How to convert nested JSON to a dataframe or CSV in Julia

You can’t do it with one function, but you can do it!

Ron Erdos • Updated July 21, 2021
Tested with Julia version 1.6.2

Inputs and outputs

Let’s say you have the following nested JSON:

{
    "org": "SpaceX",
    "id": 123,
    "equipment": [
        {
            "launcher": "Falcon 1",
            "max_payload": 180
        },
        {
            "launcher": "Falcon 9",
            "max_payload": 22800
        },
        {
            "launcher": "Falcon Heavy",
            "max_payload": 63800
        }
    ]
}

… and you want to use Julia to convert it to a CSV like this:

orgidlaunchermax_payload
SpaceX123Falcon 1180
SpaceX123Falcon 922800
SpaceX123Falcon Heavy63800

This tutorial will show you how to do that using Julia. Let’s get started!

Converting the JSON to a string variable

First, we need to escape the double quotes, so that we can create this JSON as a string in Julia.

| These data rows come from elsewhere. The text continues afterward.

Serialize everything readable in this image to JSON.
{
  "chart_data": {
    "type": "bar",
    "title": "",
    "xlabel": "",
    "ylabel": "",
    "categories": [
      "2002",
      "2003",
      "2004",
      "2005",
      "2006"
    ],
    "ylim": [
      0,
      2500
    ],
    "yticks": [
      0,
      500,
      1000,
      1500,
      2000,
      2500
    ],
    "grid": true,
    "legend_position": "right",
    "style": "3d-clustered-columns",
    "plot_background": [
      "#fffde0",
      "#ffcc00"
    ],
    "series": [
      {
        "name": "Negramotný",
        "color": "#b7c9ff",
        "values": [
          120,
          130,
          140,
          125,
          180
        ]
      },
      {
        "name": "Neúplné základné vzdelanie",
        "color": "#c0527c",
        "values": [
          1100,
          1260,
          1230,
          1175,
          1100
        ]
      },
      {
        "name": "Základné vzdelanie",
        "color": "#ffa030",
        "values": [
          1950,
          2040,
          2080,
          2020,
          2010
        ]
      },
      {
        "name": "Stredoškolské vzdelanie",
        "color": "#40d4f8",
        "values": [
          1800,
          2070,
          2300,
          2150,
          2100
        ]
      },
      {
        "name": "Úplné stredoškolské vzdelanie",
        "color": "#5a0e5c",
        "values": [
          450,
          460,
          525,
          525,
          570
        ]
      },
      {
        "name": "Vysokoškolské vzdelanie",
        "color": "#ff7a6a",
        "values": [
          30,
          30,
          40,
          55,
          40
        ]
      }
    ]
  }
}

The easiest way to escape double quotes in Julia is to use triple double quotes at the start and end of the data.

I’ve done that here, as well as storing the data inside a new variable I’ve called spacex. The code looks like this:

spacex = """
{
    "org": "SpaceX",
    "id": 123,
    "equipment": [
        {
            "launcher": "Falcon 1",
            "max_payload": 180
        },
        {
            "launcher": "Falcon 9",
            "max_payload": 22800
        },
        {
            "launcher": "Falcon Heavy",
            "max_payload": 63800
        }
    ]
}
"""

So what are we working with here? What sort of variable is spacex?

Let’s check:

typeof(spacex)

We get:

String

Okay, spacex is a String. Now we need to turn it into structured data so we can use it.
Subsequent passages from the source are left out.